There are greater choices available when it comes to keyboards with mechanical switches. You'll be able to find a switch and keyboard combination that suits your requirements. Taking things further, you can even swap our worn-out key caps or install your custom ones, or start swapping in new switches should the desire arise.

Lastly, mechanical keyboards and their pricey, fancy switches are rated to last much, much longer than their membrane counterparts. So while you may be slightly afraid to spend at least $50 on a new keyboard, it's worth noting that even the more affordable options can be tested for anywhere up to 50 million key strokes.

The Cherry MX switch

Razer Blackwidow

The Cherry MX switches were first introduced back in 1983 by the Cherry Corporation, a company best known for its keyboards. These switches were protected under patent for years, but that patent recently expired and keyboard manufacturers have been turning to more affordable Chinese alternatives or building their own custom switches.

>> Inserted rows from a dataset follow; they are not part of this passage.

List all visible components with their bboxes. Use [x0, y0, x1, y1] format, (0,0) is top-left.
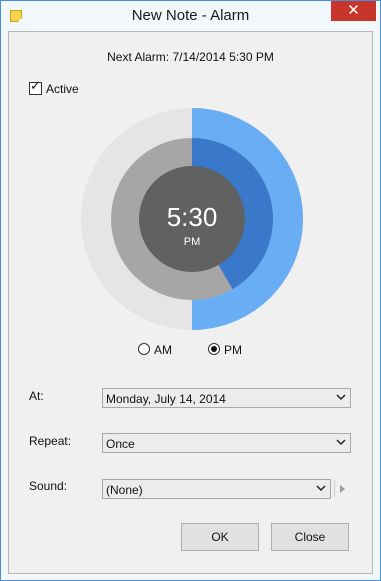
am-radio[interactable]: [138, 343, 150, 355]
chevron-down-icon: [316, 485, 326, 492]
dial-time-text: 5:30: [166, 202, 218, 232]
at-label: At:: [29, 389, 44, 403]
chevron-down-icon: [336, 394, 346, 401]
sound-label: Sound:: [29, 479, 68, 493]
active-label: Active: [46, 82, 79, 96]
sound-select[interactable]: (None): [102, 479, 331, 499]
am-label: AM: [154, 343, 172, 357]
ok-button[interactable]: OK: [181, 523, 259, 551]
close-button[interactable]: Close: [271, 523, 349, 551]
window-close-button[interactable]: ✕: [331, 1, 376, 21]
radio-selected-dot: [211, 346, 217, 352]
next-alarm-text: Next Alarm: 7/14/2014 5:30 PM: [107, 50, 274, 64]
checkmark-icon: ✓: [30, 79, 41, 94]
alarm-dialog-window: New Note - Alarm ✕ Next Alarm: 7/14/2014…: [0, 0, 381, 581]
repeat-label: Repeat:: [29, 434, 72, 448]
window-title: New Note - Alarm: [131, 7, 250, 24]
pm-radio[interactable]: [208, 343, 220, 355]
pm-label: PM: [224, 343, 242, 357]
dial-period-text: PM: [183, 236, 201, 248]
sound-value: (None): [106, 483, 143, 497]
alarm-dial[interactable]: 5:30 PM: [81, 108, 303, 330]
chevron-down-icon: [336, 439, 346, 446]
active-checkbox[interactable]: ✓: [29, 79, 42, 95]
at-date-value: Monday, July 14, 2014: [106, 392, 226, 406]
at-date-select[interactable]: Monday, July 14, 2014: [102, 388, 351, 408]
title-bar[interactable]: New Note - Alarm ✕: [1, 1, 380, 31]
play-icon[interactable]: [334, 479, 350, 499]
repeat-value: Once: [106, 437, 135, 451]
repeat-select[interactable]: Once: [102, 433, 351, 453]
dialog-body: Next Alarm: 7/14/2014 5:30 PM ✓ Active 5…: [8, 31, 373, 574]
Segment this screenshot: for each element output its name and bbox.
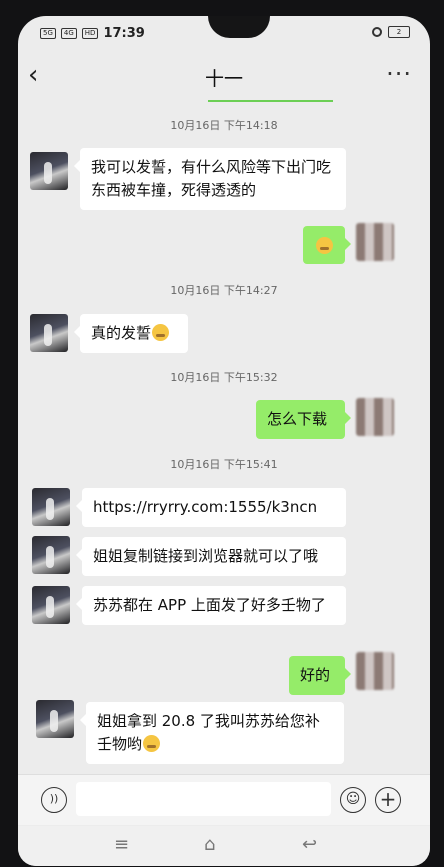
contact-avatar[interactable] <box>32 536 70 574</box>
angry-emoji-icon <box>316 237 333 254</box>
header-divider <box>208 100 333 102</box>
message-text: 姐姐拿到 20.8 了我叫苏苏给您补壬物哟 <box>97 712 320 753</box>
status-bar: 5G 4G HD 17:39 2 <box>36 26 412 44</box>
message-text: 姐姐复制链接到浏览器就可以了哦 <box>93 547 319 565</box>
more-options-icon[interactable]: ··· <box>386 60 412 88</box>
link-message-bubble[interactable]: https://rryrry.com:1555/k3ncn <box>76 488 346 527</box>
sad-emoji-icon <box>152 324 170 341</box>
voice-icon[interactable]: )) <box>41 787 67 813</box>
chat-header: ‹ 十一 ··· <box>18 54 430 104</box>
message-bubble[interactable]: 姐姐复制链接到浏览器就可以了哦 <box>76 537 346 576</box>
contact-avatar[interactable] <box>30 152 68 190</box>
message-bubble[interactable]: 好的 <box>289 656 351 695</box>
message-bubble[interactable]: 苏苏都在 APP 上面发了好多壬物了 <box>76 586 346 625</box>
chat-title: 十一 <box>204 68 243 90</box>
input-bar: )) ☺ + <box>18 774 430 825</box>
timestamp: 10月16日 下午14:18 <box>170 119 278 132</box>
chat-screen: 5G 4G HD 17:39 2 ‹ 十一 ··· 10月16日 下午14:18… <box>18 16 430 866</box>
alarm-icon <box>372 27 382 37</box>
my-avatar[interactable] <box>356 223 394 261</box>
plus-icon[interactable]: + <box>375 787 401 813</box>
link-text[interactable]: https://rryrry.com:1555/k3ncn <box>93 498 317 516</box>
message-bubble[interactable]: 真的发誓 <box>74 314 188 353</box>
contact-avatar[interactable] <box>36 700 74 738</box>
message-text: 我可以发誓，有什么风险等下出门吃东西被车撞，死得透透的 <box>91 158 332 199</box>
contact-avatar[interactable] <box>32 488 70 526</box>
message-bubble[interactable] <box>303 226 351 264</box>
my-avatar[interactable] <box>356 652 394 690</box>
menu-nav-icon[interactable]: ≡ <box>114 834 129 855</box>
my-avatar[interactable] <box>356 398 394 436</box>
status-time: 17:39 <box>103 26 145 41</box>
navigation-bar: ≡ ⌂ ↩ <box>18 826 430 866</box>
timestamp: 10月16日 下午15:32 <box>170 371 278 384</box>
contact-avatar[interactable] <box>32 586 70 624</box>
message-bubble[interactable]: 怎么下载 <box>256 400 351 439</box>
message-input[interactable] <box>76 782 331 816</box>
message-text: 真的发誓 <box>91 324 152 342</box>
phone-frame: 5G 4G HD 17:39 2 ‹ 十一 ··· 10月16日 下午14:18… <box>0 0 444 867</box>
timestamp: 10月16日 下午15:41 <box>170 458 278 471</box>
contact-avatar[interactable] <box>30 314 68 352</box>
message-text: 好的 <box>300 666 331 684</box>
timestamp: 10月16日 下午14:27 <box>170 284 278 297</box>
back-nav-icon[interactable]: ↩ <box>302 834 317 855</box>
message-bubble[interactable]: 我可以发誓，有什么风险等下出门吃东西被车撞，死得透透的 <box>74 148 346 210</box>
battery-icon: 2 <box>388 26 410 38</box>
message-text: 怎么下载 <box>267 410 328 428</box>
message-text: 苏苏都在 APP 上面发了好多壬物了 <box>93 596 326 614</box>
hd-icon: HD <box>81 28 99 39</box>
emoji-icon[interactable]: ☺ <box>340 787 366 813</box>
sly-emoji-icon <box>143 735 161 752</box>
signal-5g-icon: 5G <box>40 28 56 39</box>
message-bubble[interactable]: 姐姐拿到 20.8 了我叫苏苏给您补壬物哟 <box>80 702 344 764</box>
home-nav-icon[interactable]: ⌂ <box>204 834 215 855</box>
signal-4g-icon: 4G <box>60 28 77 39</box>
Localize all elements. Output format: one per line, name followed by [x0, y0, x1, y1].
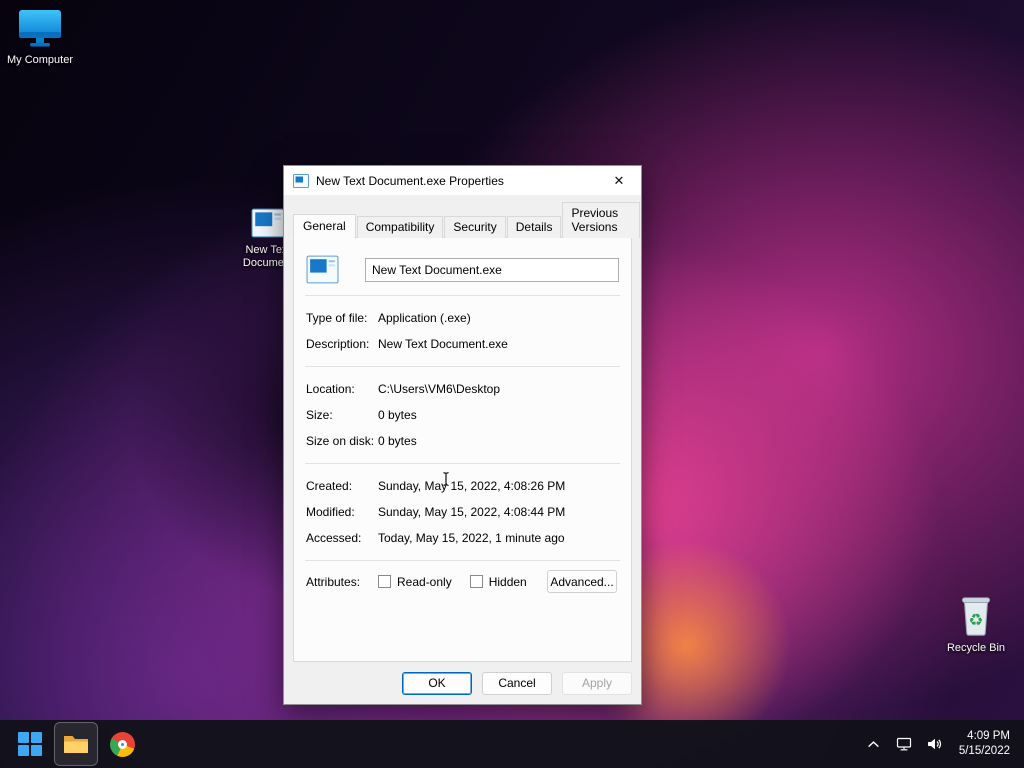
field-row-size: Size: 0 bytes	[304, 402, 621, 428]
close-icon: ✕	[613, 172, 625, 188]
my-computer-icon	[19, 10, 61, 47]
field-label: Size on disk:	[306, 434, 375, 448]
general-tab-page: Type of file: Application (.exe) Descrip…	[293, 237, 632, 662]
dialog-title: New Text Document.exe Properties	[316, 173, 504, 188]
field-value: 0 bytes	[378, 434, 417, 448]
taskbar-app-icons	[8, 722, 144, 766]
filename-input[interactable]	[365, 257, 619, 282]
field-row-location: Location: C:\Users\VM6\Desktop	[304, 376, 621, 402]
field-value: New Text Document.exe	[378, 337, 508, 351]
advanced-button[interactable]: Advanced...	[547, 570, 617, 593]
clock-time: 4:09 PM	[967, 730, 1010, 742]
text-cursor-ibeam	[443, 471, 449, 487]
file-explorer-button[interactable]	[54, 722, 98, 766]
clock-date: 5/15/2022	[958, 745, 1010, 757]
svg-text:♻: ♻	[969, 610, 984, 629]
tab-compatibility[interactable]: Compatibility	[356, 216, 444, 238]
properties-dialog: New Text Document.exe Properties ✕ Gener…	[283, 165, 642, 705]
tab-previous-versions[interactable]: Previous Versions	[562, 202, 640, 238]
field-value: 0 bytes	[378, 408, 417, 422]
readonly-checkbox[interactable]	[378, 575, 391, 588]
network-button[interactable]	[891, 724, 917, 764]
separator	[305, 560, 620, 561]
tab-strip: General Compatibility Security Details P…	[284, 195, 641, 239]
exe-file-icon-small	[293, 173, 309, 188]
field-label: Size:	[306, 408, 333, 422]
field-label: Accessed:	[306, 531, 362, 545]
system-tray: 4:09 PM 5/15/2022	[861, 724, 1016, 764]
desktop-icon-my-computer[interactable]: My Computer	[2, 8, 78, 67]
recycle-bin-icon: ♻	[961, 597, 991, 636]
tab-general[interactable]: General	[293, 214, 356, 239]
desktop-icon-label: Recycle Bin	[946, 642, 1006, 654]
desktop-icon-recycle-bin[interactable]: ♻ Recycle Bin	[934, 592, 1018, 655]
field-value: Application (.exe)	[378, 311, 471, 325]
field-label: Attributes:	[306, 574, 361, 589]
chevron-up-icon	[868, 740, 880, 747]
desktop-icon-label: My Computer	[6, 54, 74, 66]
taskbar-clock[interactable]: 4:09 PM 5/15/2022	[951, 724, 1016, 764]
chrome-icon	[109, 731, 135, 757]
volume-icon	[927, 738, 941, 750]
field-row-description: Description: New Text Document.exe	[304, 331, 621, 357]
field-row-accessed: Accessed: Today, May 15, 2022, 1 minute …	[304, 525, 621, 551]
hidden-checkbox[interactable]	[469, 575, 483, 588]
taskbar: 4:09 PM 5/15/2022	[0, 720, 1024, 768]
field-value: Sunday, May 15, 2022, 4:08:44 PM	[378, 505, 566, 519]
dialog-button-row: OK Cancel Apply	[284, 662, 641, 704]
separator	[305, 366, 620, 367]
network-icon	[896, 737, 911, 751]
field-label: Type of file:	[306, 311, 368, 325]
filename-row	[306, 253, 619, 286]
cancel-button[interactable]: Cancel	[482, 671, 552, 695]
attributes-row: Attributes: Read-only Hidden Advanced...	[304, 570, 621, 593]
field-label: Location:	[306, 382, 355, 396]
field-value: C:\Users\VM6\Desktop	[378, 382, 501, 396]
tray-overflow-button[interactable]	[861, 724, 887, 764]
field-value: Today, May 15, 2022, 1 minute ago	[378, 531, 565, 545]
separator	[305, 295, 620, 296]
windows-logo-icon	[18, 732, 42, 756]
field-row-size-on-disk: Size on disk: 0 bytes	[304, 428, 621, 454]
folder-icon	[64, 736, 88, 753]
tab-security[interactable]: Security	[444, 216, 506, 238]
field-label: Modified:	[306, 505, 355, 519]
tab-details[interactable]: Details	[506, 216, 562, 238]
hidden-checkbox-label: Hidden	[488, 574, 527, 589]
field-label: Description:	[306, 337, 370, 351]
ok-button[interactable]: OK	[402, 671, 472, 695]
apply-button[interactable]: Apply	[562, 671, 632, 695]
field-row-type: Type of file: Application (.exe)	[304, 305, 621, 331]
chrome-button[interactable]	[100, 722, 144, 766]
dialog-titlebar[interactable]: New Text Document.exe Properties ✕	[284, 166, 641, 195]
start-button[interactable]	[8, 722, 52, 766]
field-label: Created:	[306, 479, 353, 493]
exe-file-icon-large	[306, 255, 339, 284]
separator	[305, 463, 620, 464]
field-value: Sunday, May 15, 2022, 4:08:26 PM	[378, 479, 566, 493]
exe-file-icon	[251, 208, 285, 238]
field-row-created: Created: Sunday, May 15, 2022, 4:08:26 P…	[304, 473, 621, 499]
field-row-modified: Modified: Sunday, May 15, 2022, 4:08:44 …	[304, 499, 621, 525]
volume-button[interactable]	[921, 724, 947, 764]
close-button[interactable]: ✕	[597, 166, 641, 195]
readonly-checkbox-label: Read-only	[397, 574, 452, 589]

Most of the mechanical switches today are very similar to the Cherry MX line and many use similar colors to allow consumers to make more informed decisions should they be used to Cherry MX-sporting peripherals. Here's a quick run-down of Cherry MX switches and the differences between them (cN = centinewton, approximately 1 gram — a measure of how much pressure is required to hit the actuation point):

Cherry MX Black: If you're not a fan of loud click noises and tactile feedback, the Black switches are for you. These switches make the keys easier to tap multiple times. (60cN)

Cherry MX Blue: Popular with typists due to the audible feedback, accompanied by the tactile "bump" when pressing down on a key. (60cN)

Cherry MX Brown: The middleground in the Cherry MX range. Quieter than the Blue switch, but retains soft tactile feedback. (55cN)

Cherry MX Red: Similar to Black switches, these offer less resistance and thus are favored by gamers. (45cN)

There are less common Cherry MX switches out there but the above are the most popular options that will be available in keyboards. If you'd like to try the different Cherry MX switches out and do not have access to different mechanical keyboards, there are tester kits available for order.

Alternatives to the Cherry

Tomoko Mechanical Keyboard

Since the patent protecting Cherry MX switches has expired, the flood gates have opened to alternative switches. Manufacturers like Corsair and Razer are working with other companies to include competitive switches from the likes of Gateron and Kaihua.

It can be difficult to tell the difference between Cherry MX switches and those that are created to replicate said typing experience. Some even view switches from other manufacturers to be better than the originals. As is the case when selecting a mouse or keyboard, it's all about personal preference.

As well as deciding on which type of mechanical switch is best suited to how you type (or game), the different brands of switches offer slight differences in actuation points, force required to activate, and noise. For example, should you be interested in mechanical keyboards but don't like the loud click noise, it may be worth checking out Matias switches, which are billed as quieter and more tactile than Cherry MX.

Shop around, try out tester kits and have a play with mechanical keyboards your friends own to see what options you prefer. There's no right or wrong choice when it comes to PC peripherals since you'll be the one using them. One switch doesn't and cannot please all, and that's why we have choices!